I mean, when you’re done Manimal, you could do worse than Garth Marenghi’s Dark Place. Assuming you can find it that is.

Anonymous

Back to Gilles de Rais AND Aleister Crowley....Back in 1930 Arthur Calder-Marshall, representing the Oxford University Poetry Society, invited Crowley on campus to deliver a lecture on any subject of his choosing. Crowley’s choice was to speak on the infamous French ‘black magician’ Gilles de Rais. Gilles de Rais, a soldier and comrade of Joan of Arc, was accused of having abducted over 800 children to use in his nefarious alchemical experiments. The outward thrust of Crowley’s lecture was that 800 is a rather large number. Crowley wrote: ‘Did the disappearance of the first four hundred, say, put no parents on their guard?’ However, the lecture could also be viewed as a very thinly veiled defense of Crowley’s own reputation. Both Crowley and de Rais were surrounded by fantastic tales, which although sensational were also highly improbable. Of course, the lecture was cancelled due to pressure from the Oxford authorities.

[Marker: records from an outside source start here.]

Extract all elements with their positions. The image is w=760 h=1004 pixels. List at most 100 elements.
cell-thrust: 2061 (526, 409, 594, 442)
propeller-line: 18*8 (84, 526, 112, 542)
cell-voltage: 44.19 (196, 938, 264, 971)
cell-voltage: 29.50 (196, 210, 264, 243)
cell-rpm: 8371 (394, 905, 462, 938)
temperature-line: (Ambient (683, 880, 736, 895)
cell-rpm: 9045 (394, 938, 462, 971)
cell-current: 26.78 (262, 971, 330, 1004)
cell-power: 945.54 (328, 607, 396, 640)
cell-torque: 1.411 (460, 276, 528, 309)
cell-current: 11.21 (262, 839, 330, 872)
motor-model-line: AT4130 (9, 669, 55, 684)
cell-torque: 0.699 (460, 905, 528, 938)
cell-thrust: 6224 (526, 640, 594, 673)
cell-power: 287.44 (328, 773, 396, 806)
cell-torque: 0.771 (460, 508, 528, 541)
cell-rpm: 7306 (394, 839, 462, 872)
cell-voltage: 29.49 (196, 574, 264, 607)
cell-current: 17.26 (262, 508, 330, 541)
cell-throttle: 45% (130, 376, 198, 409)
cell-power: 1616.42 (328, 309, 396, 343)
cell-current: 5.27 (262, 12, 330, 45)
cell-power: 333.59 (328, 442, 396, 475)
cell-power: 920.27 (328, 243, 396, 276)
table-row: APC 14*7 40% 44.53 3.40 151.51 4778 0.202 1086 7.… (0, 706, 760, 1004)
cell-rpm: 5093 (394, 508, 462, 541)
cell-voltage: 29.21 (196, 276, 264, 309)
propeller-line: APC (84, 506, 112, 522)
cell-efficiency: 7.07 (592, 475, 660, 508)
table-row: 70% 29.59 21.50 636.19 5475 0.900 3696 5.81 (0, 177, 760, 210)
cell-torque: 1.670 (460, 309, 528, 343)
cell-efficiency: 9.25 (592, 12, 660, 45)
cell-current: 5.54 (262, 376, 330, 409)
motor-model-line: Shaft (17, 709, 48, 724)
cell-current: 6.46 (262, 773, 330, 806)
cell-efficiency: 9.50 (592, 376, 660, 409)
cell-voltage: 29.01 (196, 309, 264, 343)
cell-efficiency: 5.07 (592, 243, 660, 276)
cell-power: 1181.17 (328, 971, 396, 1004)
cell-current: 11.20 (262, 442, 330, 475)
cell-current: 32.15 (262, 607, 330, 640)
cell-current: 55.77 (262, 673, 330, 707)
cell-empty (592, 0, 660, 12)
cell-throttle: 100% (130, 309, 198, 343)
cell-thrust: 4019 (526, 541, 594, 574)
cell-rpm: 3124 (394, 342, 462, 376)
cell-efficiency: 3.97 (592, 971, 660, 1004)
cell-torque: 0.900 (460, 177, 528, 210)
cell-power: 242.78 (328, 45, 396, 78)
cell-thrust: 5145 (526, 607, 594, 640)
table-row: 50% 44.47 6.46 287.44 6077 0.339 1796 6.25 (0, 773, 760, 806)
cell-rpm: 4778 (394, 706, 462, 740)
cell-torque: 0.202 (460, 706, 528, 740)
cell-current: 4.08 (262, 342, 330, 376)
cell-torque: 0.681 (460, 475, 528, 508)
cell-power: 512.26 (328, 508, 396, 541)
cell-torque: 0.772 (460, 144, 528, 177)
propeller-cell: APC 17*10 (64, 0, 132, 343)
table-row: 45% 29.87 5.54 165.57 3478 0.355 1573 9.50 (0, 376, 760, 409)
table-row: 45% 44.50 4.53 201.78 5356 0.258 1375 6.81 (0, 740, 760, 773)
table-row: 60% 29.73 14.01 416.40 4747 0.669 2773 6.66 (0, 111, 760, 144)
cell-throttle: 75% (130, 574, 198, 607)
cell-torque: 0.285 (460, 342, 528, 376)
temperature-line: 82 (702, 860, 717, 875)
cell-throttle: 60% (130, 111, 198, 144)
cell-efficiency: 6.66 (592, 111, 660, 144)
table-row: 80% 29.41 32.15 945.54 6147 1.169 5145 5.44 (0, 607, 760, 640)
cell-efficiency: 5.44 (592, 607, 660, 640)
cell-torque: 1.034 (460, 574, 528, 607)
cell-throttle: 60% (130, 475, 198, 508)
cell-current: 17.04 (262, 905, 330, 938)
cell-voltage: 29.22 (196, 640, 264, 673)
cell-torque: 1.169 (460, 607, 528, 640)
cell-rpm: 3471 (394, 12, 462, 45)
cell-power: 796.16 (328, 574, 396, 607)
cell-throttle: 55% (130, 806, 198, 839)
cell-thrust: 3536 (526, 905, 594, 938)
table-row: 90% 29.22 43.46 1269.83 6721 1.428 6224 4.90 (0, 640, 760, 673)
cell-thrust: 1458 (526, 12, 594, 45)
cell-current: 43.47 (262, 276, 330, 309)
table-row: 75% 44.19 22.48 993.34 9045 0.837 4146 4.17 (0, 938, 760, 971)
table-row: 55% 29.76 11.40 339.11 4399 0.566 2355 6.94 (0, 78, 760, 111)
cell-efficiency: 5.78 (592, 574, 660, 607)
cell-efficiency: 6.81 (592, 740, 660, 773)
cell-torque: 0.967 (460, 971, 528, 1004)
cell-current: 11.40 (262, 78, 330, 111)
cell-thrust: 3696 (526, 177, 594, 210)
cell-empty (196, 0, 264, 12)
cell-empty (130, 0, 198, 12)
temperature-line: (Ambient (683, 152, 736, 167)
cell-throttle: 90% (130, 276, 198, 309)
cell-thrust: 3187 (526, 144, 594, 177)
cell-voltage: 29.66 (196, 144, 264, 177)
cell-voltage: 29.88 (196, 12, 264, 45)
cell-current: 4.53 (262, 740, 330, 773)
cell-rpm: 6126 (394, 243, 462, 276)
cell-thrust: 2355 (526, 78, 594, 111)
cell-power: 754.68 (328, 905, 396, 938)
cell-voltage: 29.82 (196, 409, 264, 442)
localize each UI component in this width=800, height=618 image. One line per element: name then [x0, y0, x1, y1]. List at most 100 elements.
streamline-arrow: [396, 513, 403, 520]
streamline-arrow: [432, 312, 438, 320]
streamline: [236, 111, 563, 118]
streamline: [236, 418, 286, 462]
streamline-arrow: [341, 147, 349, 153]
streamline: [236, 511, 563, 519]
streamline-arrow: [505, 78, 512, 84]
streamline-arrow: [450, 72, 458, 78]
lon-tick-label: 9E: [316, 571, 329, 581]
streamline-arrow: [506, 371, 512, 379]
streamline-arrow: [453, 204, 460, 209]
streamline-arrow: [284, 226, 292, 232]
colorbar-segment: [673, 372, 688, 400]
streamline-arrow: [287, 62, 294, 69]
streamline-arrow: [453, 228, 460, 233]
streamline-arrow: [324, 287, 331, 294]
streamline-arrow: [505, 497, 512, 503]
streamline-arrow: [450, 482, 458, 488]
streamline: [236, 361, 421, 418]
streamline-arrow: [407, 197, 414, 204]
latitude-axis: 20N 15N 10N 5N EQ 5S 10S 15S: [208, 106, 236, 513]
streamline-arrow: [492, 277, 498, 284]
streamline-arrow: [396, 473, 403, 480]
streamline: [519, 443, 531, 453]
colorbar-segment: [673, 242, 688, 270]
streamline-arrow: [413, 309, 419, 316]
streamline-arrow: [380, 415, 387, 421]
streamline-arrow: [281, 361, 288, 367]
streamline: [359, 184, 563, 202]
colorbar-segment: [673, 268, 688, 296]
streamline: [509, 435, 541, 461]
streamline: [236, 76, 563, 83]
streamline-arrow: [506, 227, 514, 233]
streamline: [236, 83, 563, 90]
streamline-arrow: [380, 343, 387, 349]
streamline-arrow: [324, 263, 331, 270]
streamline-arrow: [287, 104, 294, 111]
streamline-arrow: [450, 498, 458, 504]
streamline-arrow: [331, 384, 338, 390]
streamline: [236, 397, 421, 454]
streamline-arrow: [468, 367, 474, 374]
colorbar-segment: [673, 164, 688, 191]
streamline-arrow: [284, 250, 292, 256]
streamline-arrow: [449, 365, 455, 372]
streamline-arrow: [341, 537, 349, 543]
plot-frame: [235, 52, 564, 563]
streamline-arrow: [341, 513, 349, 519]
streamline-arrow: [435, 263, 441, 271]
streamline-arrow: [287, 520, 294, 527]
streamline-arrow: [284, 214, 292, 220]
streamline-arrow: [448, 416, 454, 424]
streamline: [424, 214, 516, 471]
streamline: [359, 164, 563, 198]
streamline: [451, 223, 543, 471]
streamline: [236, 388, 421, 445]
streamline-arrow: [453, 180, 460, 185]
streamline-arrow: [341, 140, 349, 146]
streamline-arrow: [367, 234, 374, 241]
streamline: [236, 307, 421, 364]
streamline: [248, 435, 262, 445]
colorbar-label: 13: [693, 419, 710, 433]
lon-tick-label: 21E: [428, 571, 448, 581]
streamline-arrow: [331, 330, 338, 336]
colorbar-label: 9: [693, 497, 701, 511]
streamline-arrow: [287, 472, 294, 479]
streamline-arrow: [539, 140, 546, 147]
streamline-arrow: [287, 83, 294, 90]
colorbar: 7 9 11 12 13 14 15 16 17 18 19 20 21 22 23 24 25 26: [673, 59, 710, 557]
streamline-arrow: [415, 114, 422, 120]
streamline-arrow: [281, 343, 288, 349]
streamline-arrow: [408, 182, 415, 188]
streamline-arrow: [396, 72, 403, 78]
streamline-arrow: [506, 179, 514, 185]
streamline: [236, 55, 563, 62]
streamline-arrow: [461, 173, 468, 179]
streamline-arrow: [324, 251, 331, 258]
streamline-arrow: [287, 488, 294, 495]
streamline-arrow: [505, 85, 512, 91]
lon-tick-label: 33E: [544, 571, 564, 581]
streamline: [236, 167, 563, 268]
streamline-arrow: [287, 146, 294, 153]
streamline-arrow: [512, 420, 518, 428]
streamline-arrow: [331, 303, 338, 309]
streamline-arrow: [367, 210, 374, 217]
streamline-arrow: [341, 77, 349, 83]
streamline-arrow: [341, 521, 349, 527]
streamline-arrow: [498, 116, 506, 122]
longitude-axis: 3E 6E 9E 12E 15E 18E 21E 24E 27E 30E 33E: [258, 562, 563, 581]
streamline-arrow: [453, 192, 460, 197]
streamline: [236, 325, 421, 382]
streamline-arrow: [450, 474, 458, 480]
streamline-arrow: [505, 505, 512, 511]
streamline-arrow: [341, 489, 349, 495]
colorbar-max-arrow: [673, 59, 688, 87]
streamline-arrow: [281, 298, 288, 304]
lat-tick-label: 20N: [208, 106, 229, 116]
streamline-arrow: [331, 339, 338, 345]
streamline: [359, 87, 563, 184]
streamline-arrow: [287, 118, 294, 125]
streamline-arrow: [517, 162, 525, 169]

Not missing a beat Crowley had a pamphlet version of the lecture printed and distributed in Oxford (for Six Pence a piece) on February 3rd, 1930 - the same day the lecture was to have been delivered.

Anonymous

Yeah - he came up on a recent discussion of necrophilia and it's one of those cases like Bathory where there's evidence - yet there's also (at a minimum) the whiff of exaggeration and/or frame-up. I'm pretty skeptical but I have not done any deep dives into the root evidence. Compare that to something like the beast of Gevaudan where there are plenty of church and (somewhat inflated) newspaper records. We may not all agree on what killed the victims - but there's little dispute people died, only a question of how many should be included among the surest victims.